Saffron-scented Pear Upside Down Cake



Martha Stewart Living, 2006

Makes 6 servings

    Cooking spray                                                  
    Pinch saffron                                              
    1 cup sugar                                                    
    1/4 cup unsalted butter soft                                   
    2 comice pears (6-7 oz ea.)                                    
    1 1/3 cups flour                                               
    1 1/2 teaspoons baking powder                                  
    1/2 teaspoon pepper                                            
    1/2 teaspoon salt                                              
    3/4 cup nonfat buttermilk                                      
    1/4 cup vegetable oil                                          
    2 eggs                                                         
    1 teaspoon vanilla extract                                     
    2 tablespoons fine chop crystallized ginger   
                 

Preheat oven to 350 degrees. Coat an 8-inch square or round cake pan with cooking spray. Line bottom with parchment paper, and set aside.

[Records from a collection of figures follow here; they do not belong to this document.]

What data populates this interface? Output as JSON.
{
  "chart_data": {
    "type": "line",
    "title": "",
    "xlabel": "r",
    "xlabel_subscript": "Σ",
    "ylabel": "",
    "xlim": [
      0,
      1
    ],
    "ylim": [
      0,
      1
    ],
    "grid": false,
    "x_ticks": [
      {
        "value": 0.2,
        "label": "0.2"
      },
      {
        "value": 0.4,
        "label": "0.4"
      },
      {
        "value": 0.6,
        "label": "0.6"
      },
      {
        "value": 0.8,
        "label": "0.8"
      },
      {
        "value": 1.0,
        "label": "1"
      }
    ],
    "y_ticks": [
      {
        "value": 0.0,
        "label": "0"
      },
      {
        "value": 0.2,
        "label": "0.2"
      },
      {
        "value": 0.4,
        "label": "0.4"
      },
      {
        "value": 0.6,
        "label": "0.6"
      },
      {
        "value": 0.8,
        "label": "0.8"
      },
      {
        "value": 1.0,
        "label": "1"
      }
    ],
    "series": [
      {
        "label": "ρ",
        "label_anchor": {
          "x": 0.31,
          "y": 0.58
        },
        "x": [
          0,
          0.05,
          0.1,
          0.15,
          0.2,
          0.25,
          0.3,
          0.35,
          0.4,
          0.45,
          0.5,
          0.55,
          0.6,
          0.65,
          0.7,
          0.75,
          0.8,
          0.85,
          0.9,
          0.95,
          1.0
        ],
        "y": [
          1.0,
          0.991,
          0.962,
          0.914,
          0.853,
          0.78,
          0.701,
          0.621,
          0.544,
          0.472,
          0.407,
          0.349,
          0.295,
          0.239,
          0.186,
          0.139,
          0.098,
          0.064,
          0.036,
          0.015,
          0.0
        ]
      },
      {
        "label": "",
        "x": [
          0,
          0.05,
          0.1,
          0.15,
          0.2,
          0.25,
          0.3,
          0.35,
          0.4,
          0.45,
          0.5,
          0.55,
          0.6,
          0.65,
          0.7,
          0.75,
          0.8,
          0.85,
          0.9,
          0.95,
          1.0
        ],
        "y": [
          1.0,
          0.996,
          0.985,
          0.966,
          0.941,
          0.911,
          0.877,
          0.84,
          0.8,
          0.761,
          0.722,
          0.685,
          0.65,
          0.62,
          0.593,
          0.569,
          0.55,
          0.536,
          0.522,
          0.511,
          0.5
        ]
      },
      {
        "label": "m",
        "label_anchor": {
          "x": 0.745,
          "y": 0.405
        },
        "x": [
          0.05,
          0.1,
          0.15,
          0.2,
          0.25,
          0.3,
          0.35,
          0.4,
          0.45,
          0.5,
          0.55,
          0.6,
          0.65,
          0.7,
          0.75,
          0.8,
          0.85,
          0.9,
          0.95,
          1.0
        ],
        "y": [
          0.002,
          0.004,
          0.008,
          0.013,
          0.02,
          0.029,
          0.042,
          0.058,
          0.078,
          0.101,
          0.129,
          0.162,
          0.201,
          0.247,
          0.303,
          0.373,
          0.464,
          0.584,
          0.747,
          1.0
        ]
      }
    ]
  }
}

Pulse saffron and 1/4 cup sugar in a spice grinder until well combined. Put butter and saffron sugar into the bowl of an electric mixer fitted with the paddle attachment. Mix on medium-high speed until pale and fluffy, about 3 minutes. Using a small offset spatula, spread mixture into prepared pan.

Peel pears; halve lengthwise, and core. Using a mandoline or a very sharp knife, cut pears lengthwise into 1/4-inch-thick slices. Arrange pears decoratively in pan over saffron-butter mixture.

Whisk together flour, remaining 3/4 cup sugar, the baking powder, ground ginger, and salt in a large bowl. Whisk buttermilk, oil, eggs, and vanilla in another bowl. Add buttermilk mixture to flour mixture in a slow, steady stream, whisking. Stir in crystallized ginger.

Spread batter over pears. Bake until set and a cake tester inserted into center comes out clean, 40 to 45 minutes. Let cool 5 minutes. Place a serving platter upside down over pan; flip to unmold cake. Peel off parchment.